On Thu, May 29, 2014 at 11:18 AM, Matthew Marcus <mamarcus at lbl.gov> wrote:

> I wonder if what he was asking about is an automated way of mapping the
> position parameters for a given space group, that is, fractional atomic
> coordinates as listed in a .cif, onto
> the various path distances.  As it is now, it's impractically hard to do
> it except for very simple cases.

I completely agree.

>  Maybe what is needed is a language for specifying local structures in
> which
> atom positions and occupancies can be given by variables, and the program
> would automatically parameterize the paths.  As a hypothetical toy example,
> consider a simple model of
> a substitutional model of Fe in bcc W (atoms chosen more or less at
> random).  Here, we suspect that since Fe is a smaller atom than W, the
> first neighbors would be
> displaced inward.

This is an excellent suggestion...

>  Thus, we might have a specification something like
> SET a0 = 3.165  /* lattice parameter of pure W */
> CENTRAL Fe 0 0 0
> ATOM W          /* 1st NN */
>         POS a0*(1-dist1)*(sqrt(3),sqrt(3),sqrt(3))/2
>         OCC 1
>         SS SS1
>         POS a0*(1-dist1)*(-sqrt(3),sqrt(3),sqrt(3))/2
>         OCC 1
>         SS SS1
> ... add the other 6
> ATOM W          /* 2nd NN */
>         POS a0*(1-dist2)*(1,0,0)
>         OCC 1
>         SS SS2
> ... add the other 5
> The program would then automatically compute not only the distances for
> the SS paths, but those for the MS paths as well,
> and perhaps even estimate the ss values based on the ss's for the shells.
>  This is a relatively trivial example in which the scripting isn't needed.
> However, it gets bigger.  For instance, suppose that some of the 1NN atoms
> might have Fe on them.  Then, the W sites would have
>         OCC 1-xFe
> and there would be ATOM Fe sites specifications like:
>         POS a0*(1-dist1Fe)*(sqrt(3),sqrt(3),sqrt(3))/2
>         OCC xFe
>         SS SS1Fe
> and the program would automatically work up MS paths with the proper
> weighting for the number of W and Fe atoms involved.
> Now, consider an octahedral cage in which the central atom may be
> off-center:
> SET a0 = <appropriate value>
> CENTRAL Ti a0*(d_off,d_off,d_off)/sqrt(3)
>         POS (a0/2)*(1+d1,d2,d2)
>         OCC 1
>         SS SS1
>         POS (a0/2)*(d2,1+d1,d2)
>         OCC 1
>         SS SS1
>         POS (a0/2)*(d2,d2,1+d1)
>         OCC 1
>         SS SS1
>         POS (a0/2)*(-1+d1,d2,d2)
>         OCC 1
>         SS SS1
> ...
> The distortions shown are intended to keep the 3-fold symmetry about 111.
>  Now, when you consider the higher shells, you can see that it could get
> pretty messy to work out what the distances would be as a function of
> d_off, even if you don't allow displacements of higher neighbors.
> This sort of specification only becomes sort of practical because
> computers can now handle the multitudes of paths which will appear.  Funny
> that the Vpath thing should have just got discussed; that tool would be
> extra-important for distorted structures.
> For the POS parameters, the above are given in Cartesian coords, but it
> would be good to have the option to do it in crystal coords, invoking
> the crystal symmetry.  I'm not sure how to do that for impurities.
> I realize that this would be a HUGE job, but whoever does it would win the
> hearts of EXAFS people everywhere :-)
>         mam
Yes, that's a very nice way to do it, and I think such a distortion
language would be a great way to map the problem to EXAFS.  I think such
ideas have been kicked around for a long time, and I'm pretty sure
something like this was part of Bruce's motivation for Virtual Paths.
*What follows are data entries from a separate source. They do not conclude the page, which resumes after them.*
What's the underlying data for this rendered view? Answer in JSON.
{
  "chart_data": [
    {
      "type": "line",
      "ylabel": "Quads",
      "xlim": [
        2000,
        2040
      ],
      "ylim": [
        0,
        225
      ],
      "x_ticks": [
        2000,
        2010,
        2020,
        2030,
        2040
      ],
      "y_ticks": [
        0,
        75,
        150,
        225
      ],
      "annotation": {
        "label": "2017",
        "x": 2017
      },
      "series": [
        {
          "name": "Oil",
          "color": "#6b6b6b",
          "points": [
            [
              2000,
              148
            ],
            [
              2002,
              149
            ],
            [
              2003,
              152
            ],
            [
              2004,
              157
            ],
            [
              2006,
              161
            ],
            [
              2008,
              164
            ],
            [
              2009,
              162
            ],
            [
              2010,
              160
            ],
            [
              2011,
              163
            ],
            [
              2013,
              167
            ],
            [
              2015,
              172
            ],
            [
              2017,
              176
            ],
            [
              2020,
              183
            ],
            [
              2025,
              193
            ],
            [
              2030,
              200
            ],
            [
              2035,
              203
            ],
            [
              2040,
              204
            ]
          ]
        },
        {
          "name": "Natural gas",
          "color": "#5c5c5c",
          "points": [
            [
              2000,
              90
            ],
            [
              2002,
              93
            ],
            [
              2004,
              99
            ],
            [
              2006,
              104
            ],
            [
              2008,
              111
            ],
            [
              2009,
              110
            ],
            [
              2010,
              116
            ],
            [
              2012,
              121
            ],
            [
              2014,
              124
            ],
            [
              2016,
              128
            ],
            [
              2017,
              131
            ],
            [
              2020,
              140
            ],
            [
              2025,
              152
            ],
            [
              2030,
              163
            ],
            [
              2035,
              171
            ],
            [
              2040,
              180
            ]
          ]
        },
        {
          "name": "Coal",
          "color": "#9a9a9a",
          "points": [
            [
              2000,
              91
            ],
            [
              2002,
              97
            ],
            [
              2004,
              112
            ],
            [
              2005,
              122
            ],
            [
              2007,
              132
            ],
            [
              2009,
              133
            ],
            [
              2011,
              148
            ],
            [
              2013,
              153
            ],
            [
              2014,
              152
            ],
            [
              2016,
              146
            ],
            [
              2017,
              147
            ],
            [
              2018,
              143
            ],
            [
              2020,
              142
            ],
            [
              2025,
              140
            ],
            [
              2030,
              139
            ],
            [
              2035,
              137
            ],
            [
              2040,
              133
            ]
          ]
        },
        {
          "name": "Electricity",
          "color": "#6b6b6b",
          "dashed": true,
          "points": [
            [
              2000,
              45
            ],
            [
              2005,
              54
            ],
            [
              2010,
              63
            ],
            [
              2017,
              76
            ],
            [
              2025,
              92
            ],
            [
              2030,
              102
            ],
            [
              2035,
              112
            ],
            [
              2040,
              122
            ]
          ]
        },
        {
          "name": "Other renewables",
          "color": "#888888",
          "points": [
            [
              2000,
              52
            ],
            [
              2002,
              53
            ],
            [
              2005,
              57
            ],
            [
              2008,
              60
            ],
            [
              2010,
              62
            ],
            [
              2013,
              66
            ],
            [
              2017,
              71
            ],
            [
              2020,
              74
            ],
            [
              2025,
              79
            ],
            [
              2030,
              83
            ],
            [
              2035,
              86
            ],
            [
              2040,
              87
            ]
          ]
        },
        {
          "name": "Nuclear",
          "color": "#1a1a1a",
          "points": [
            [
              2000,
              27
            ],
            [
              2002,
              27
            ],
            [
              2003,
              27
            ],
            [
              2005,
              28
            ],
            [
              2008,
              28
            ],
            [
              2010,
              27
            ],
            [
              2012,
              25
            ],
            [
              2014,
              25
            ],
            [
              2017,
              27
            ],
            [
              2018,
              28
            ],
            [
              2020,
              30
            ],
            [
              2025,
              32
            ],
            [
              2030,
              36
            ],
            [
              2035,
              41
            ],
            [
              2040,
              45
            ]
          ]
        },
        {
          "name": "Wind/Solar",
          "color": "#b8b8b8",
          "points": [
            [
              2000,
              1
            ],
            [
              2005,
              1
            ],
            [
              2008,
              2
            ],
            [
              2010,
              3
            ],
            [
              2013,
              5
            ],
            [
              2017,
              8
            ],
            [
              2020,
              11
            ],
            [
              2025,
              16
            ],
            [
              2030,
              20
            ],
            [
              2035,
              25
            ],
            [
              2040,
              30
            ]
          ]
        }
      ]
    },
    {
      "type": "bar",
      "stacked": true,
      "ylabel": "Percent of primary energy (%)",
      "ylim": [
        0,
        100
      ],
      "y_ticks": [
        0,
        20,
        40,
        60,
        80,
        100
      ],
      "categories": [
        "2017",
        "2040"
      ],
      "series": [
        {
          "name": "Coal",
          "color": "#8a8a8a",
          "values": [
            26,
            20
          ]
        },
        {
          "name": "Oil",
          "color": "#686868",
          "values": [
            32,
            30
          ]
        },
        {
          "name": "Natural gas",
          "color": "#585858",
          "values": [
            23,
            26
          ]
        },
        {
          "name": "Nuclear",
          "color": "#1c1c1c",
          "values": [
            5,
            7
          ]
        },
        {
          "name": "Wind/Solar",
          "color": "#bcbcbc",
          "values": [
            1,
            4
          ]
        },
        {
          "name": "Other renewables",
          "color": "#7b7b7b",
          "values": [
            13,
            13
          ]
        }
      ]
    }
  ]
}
A confounding, persistent issue for many years was that Feff's pathfinder
(purposely?) loses all information about the atomic positions for a path.
Basically, the pathfinder needs to be able to retain the full path in order
to model distortions in the way you're talking about.  I believe Bruce's
pathfinder in Artemis does this.

I agree it's real work, but would be highly useful.